Diese Alternativlosigkeit wird von Nichtwählern am häufigsten als Grund für ihre Wahlabstinenz genannt – und so lässt sich auch der vorläufige Erfolg der Piraten erklären. Der Blick in das Wahlprogramm der Piraten lässt kein klares inhaltliches Profil erkennen. Aber: Sie grenzen sich zwar nicht inhaltlich ab, jedoch schlagen sie neue Prozesse vor. Sie setzen auf „liquid democracy“, mehr Bürgerbeteiligung und offene Gestaltungsmöglichkeiten in der Politik. Daraus beziehen sie den Reiz des Neuen, des Anderen, der dazu führt, dass enttäuschte, mit den etablierten Parteien unzufriedene Menschen in der Piratenpartei eine Alternative sehen. Natürlich haben die Piraten auch bei den anderen Parteien Wähler abwerben können. Aber den größten Anteil am überraschend guten Wahlergebnis der Piraten machen nicht diejenigen aus, die zuvor FDP oder Grüne gewählt haben, sondern eben jene, die zuvor nicht zur Wahl gegangen sind.

Wie nachhaltig die Piraten damit aufgestellt sind, wird sich spätestens im Mai bei der vorgezogenen Landtagswahl in NRW zeigen. Hier werden wir einen polarisierten Wahlkampf erleben, in dem der Wähler klare inhaltliche Alternativen zwischen SPD und Grünen auf der einen und der CDU und FDP auf der anderen Seite hat. Dazu kämpft die FDP ums blanke Überleben und bietet dafür einen profilierten Spitzenkandidaten auf – ebenso wie die CDU. Sprich: Es wird wieder um Themen gehen und auch die zur Wahl stehenden Persönlichkeiten bieten Alternativen.

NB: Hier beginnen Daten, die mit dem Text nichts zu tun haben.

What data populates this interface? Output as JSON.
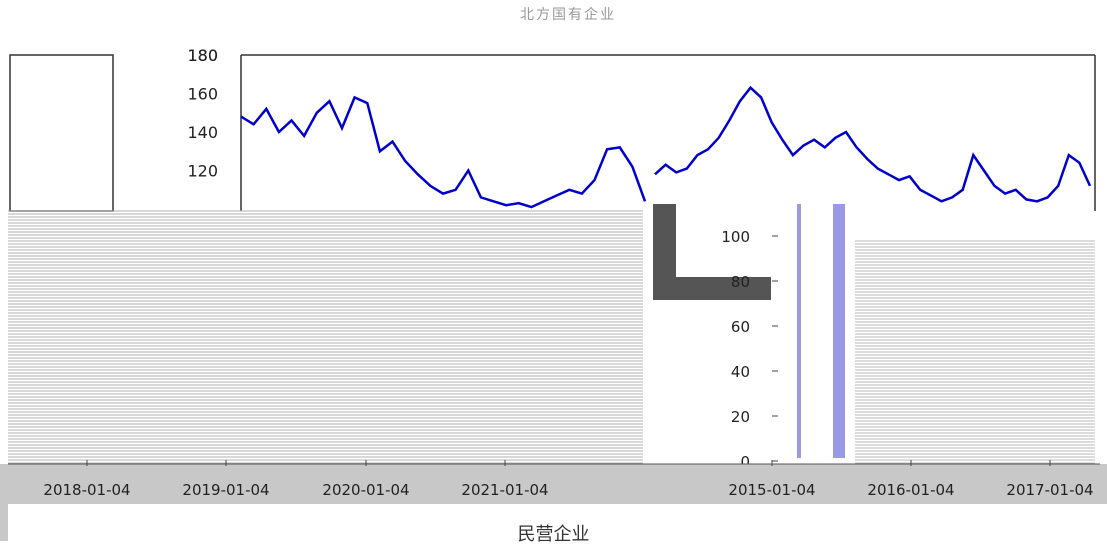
{
  "header": {
    "title": "北方国有企业"
  },
  "footer": {
    "xlabel": "民营企业"
  },
  "chart_data": [
    {
      "type": "line",
      "title": "北方国有企业",
      "xlabel": "",
      "ylabel": "",
      "color": "#0000cc",
      "x_ticks": [
        "2018-01-04",
        "2019-01-04",
        "2020-01-04",
        "2021-01-04"
      ],
      "y_ticks": [
        120,
        140,
        160,
        180
      ],
      "ylim": [
        100,
        180
      ],
      "grid": false,
      "series": [
        {
          "values": [
            148,
            144,
            152,
            140,
            146,
            138,
            150,
            156,
            142,
            158,
            155,
            130,
            135,
            125,
            118,
            112,
            108,
            110,
            120,
            106,
            104,
            102,
            103,
            101,
            104,
            107,
            110,
            108,
            115,
            131,
            132,
            122,
            104
          ]
        }
      ]
    },
    {
      "type": "line",
      "title": "",
      "xlabel": "民营企业",
      "ylabel": "",
      "color": "#0000cc",
      "x_ticks": [
        "2015-01-04",
        "2016-01-04",
        "2017-01-04"
      ],
      "y_ticks": [
        0,
        20,
        40,
        60,
        80,
        100
      ],
      "ylim": [
        0,
        180
      ],
      "grid": false,
      "series": [
        {
          "values": [
            118,
            123,
            119,
            121,
            128,
            131,
            137,
            146,
            156,
            163,
            158,
            145,
            136,
            128,
            133,
            136,
            132,
            137,
            140,
            132,
            126,
            121,
            118,
            115,
            117,
            110,
            107,
            104,
            106,
            110,
            128,
            120,
            112,
            108,
            110,
            105,
            104,
            106,
            112,
            128,
            124,
            112
          ]
        }
      ]
    }
  ]
}
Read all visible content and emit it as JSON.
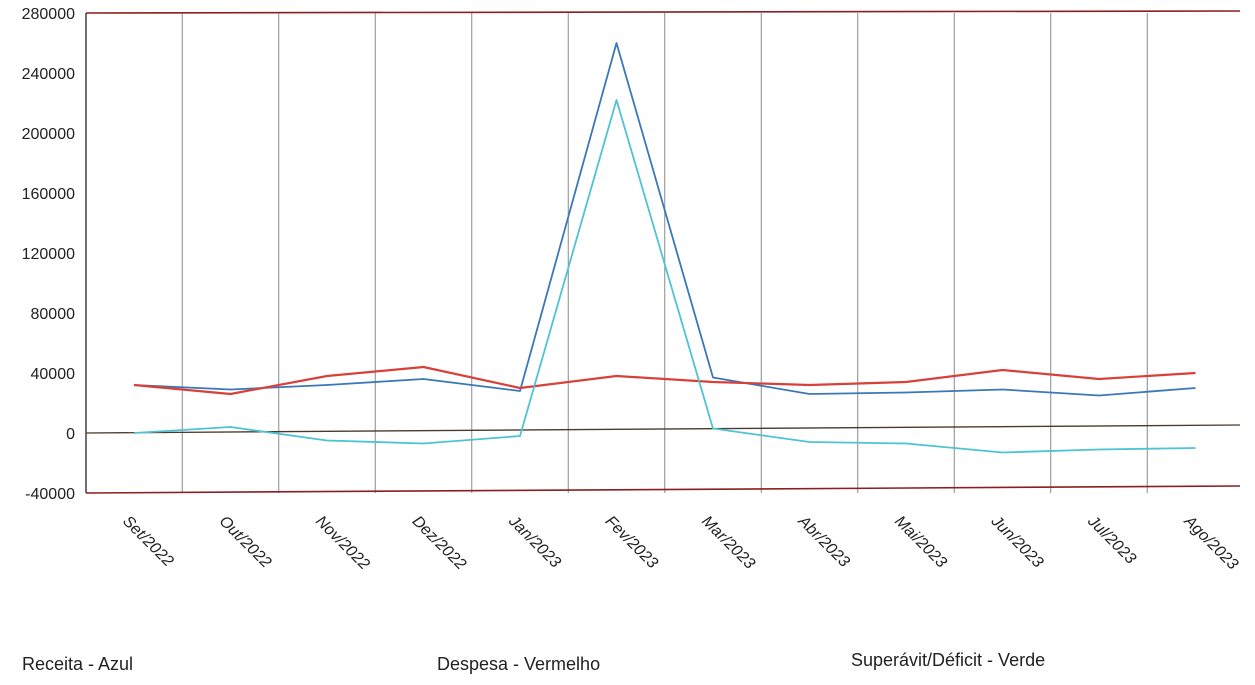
{
  "chart_data": {
    "type": "line",
    "categories": [
      "Set/2022",
      "Out/2022",
      "Nov/2022",
      "Dez/2022",
      "Jan/2023",
      "Fev/2023",
      "Mar/2023",
      "Abr/2023",
      "Mai/2023",
      "Jun/2023",
      "Jul/2023",
      "Ago/2023"
    ],
    "series": [
      {
        "name": "Receita - Azul",
        "color": "#3a78b8",
        "values": [
          32000,
          29000,
          32000,
          36000,
          28000,
          260000,
          37000,
          26000,
          27000,
          29000,
          25000,
          30000
        ]
      },
      {
        "name": "Despesa - Vermelho",
        "color": "#d8403a",
        "values": [
          32000,
          26000,
          38000,
          44000,
          30000,
          38000,
          34000,
          32000,
          34000,
          42000,
          36000,
          40000
        ]
      },
      {
        "name": "Superávit/Déficit - Verde",
        "color": "#4fc3d2",
        "values": [
          0,
          4000,
          -5000,
          -7000,
          -2000,
          222000,
          3000,
          -6000,
          -7000,
          -13000,
          -11000,
          -10000
        ]
      }
    ],
    "ylim": [
      -40000,
      280000
    ],
    "yticks": [
      "280000",
      "240000",
      "200000",
      "160000",
      "120000",
      "80000",
      "40000",
      "0",
      "-40000"
    ],
    "grid": "vertical"
  },
  "legend": {
    "receita": "Receita - Azul",
    "despesa": "Despesa - Vermelho",
    "saldo": "Superávit/Déficit - Verde"
  }
}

Wie wird es in einer solchen Konstellation mit Piraten und Nichtwählern aussehen? Die Wahl in NRW wird nicht zuletzt in dieser Frage einigen Aufschluss geben, auch über die Chancen der Piraten bei der Bundestagswahl 2013. Meine Prognose: Es ist eine günstige Fügung für die Piraten, dass sie nach dem Erfolg im Saarland große mediale Aufmerksamkeit erfahren, ohne jedoch inhaltlich Stellung beziehen zu müssen. Diese Welle könnte sie in den Mai mit Wahlen in Schleswig-Holstein und NRW tragen. Allerdings werden in diesen Bundesländern weniger Wähler z.B. von der FDP zu den Piraten wandern, weswegen man sich noch stärker darauf konzentrieren muss, Nichtwähler zu mobilisieren. Einen ganz so hohen Wert wie im Saarland werden die Piraten in NRW und Schleswig-Holstein daher nicht erreichen. Aber wenn sie die Fünf-Prozent-Hürde überspringen könnten, wäre dies ein umso wichtigeres Signal – auch nach Berlin.

Weiterführende Literatur zu den Nichtwählern:

Jan Eric Blumenstil/Hans Rattinger: Warum haben Sie das getan? Subjektive Gründe der Wahlentscheidung bei der Bundestagswahl 2009, in PVS Sonderheft 45/2011, S. 257-283

Armin Schäfer (2011): Der Nichtwähler als Durchschnittsbürger: Ist die sinkende Wahlbeteiligung eine Gefahr für die Demokratie? In: Evelyn Bytzek/Sigrid Roßteutscher (Hrsg.): Der Unbekannte Wähler? Mythen und Fakten über das Wahlverhalten der Deutschen: Frankfurt: Campus, S. 133-156.